Fibrinolytic Variables and Cardiovascular Prognosisin Patients With Stable Angina Pectoris Treated With Verapamil or Metoprolol

Abstract
Background Disturbed fibrinolytic function may influence the progression of coronary atherosclerosis and contribute to thrombotic cardiovascular (CV) events. Methods and Results In the Angina Prognosis Study In Stockholm (APSIS), patients with stable angina pectoris were studied prospectively during double-blind treatment with metoprolol or verapamil. Various measures of fibrinolytic function were studied in 631 (of 809) patients. During a median follow-up time of 3.2 years (2132 patient-years), 32 patients suffered a CV death, 21 had a nonfatal myocardial infarction (MI), and 77 underwent revascularization. Plasma levels of tissue plasminogen activator (TPA) activity and antigen (ag), plasminogen activator inhibitor (PAI-1) activity at rest, and TPA responses to exercise were determined at baseline and after 1 month's treatment and were related to subsequent fatal and nonfatal CV events. Univariate Cox regression analysis revealed that elevated levels of TPA-ag at rest ( P <.05), high PAI-1 activity ( P <.05), and low TPA-ag responses to exercise ( P <.05) were associated with increased risk of subsequent CV death.
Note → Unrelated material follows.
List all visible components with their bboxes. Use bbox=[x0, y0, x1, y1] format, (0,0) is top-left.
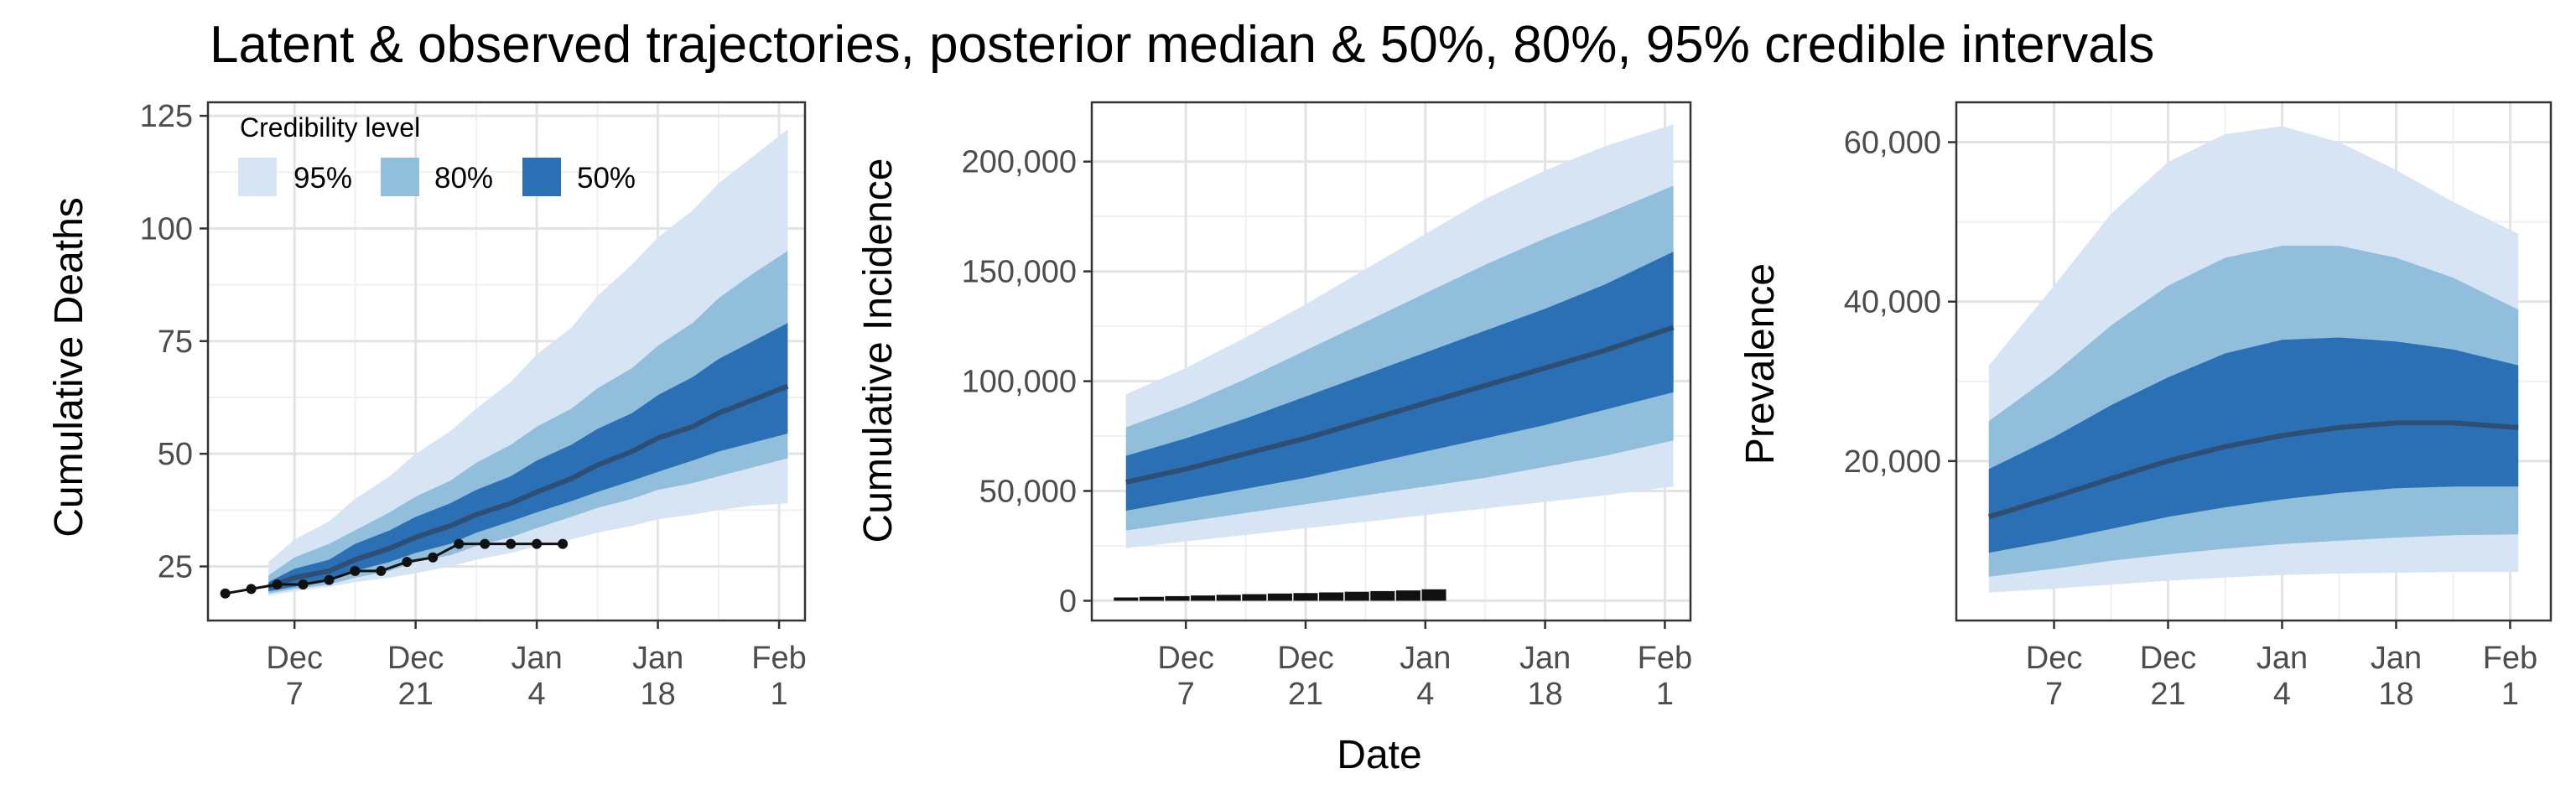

After adjustment for baseline risk factors, TPA-ag independently predicted CV death or MI. In addition, PAI-1 activity independently predicted CV death or MI in male patients. Verapamil treatment was associated with a 10% decrease of TPA-ag levels and metoprolol treatment with a 2% increase ( P <.001 for treatment difference). Conclusions Plasma TPA-ag levels at rest, and among male patients PAI-1 activity as well, independently predict subsequent CV death or MI in patients with stable angina pectoris. Impaired fibrinolytic reactivity to exercise is a novel factor related to CV prognosis. Effects of verapamil or metoprolol treatment on fibrinolytic function did not importantly influence CV prognosis.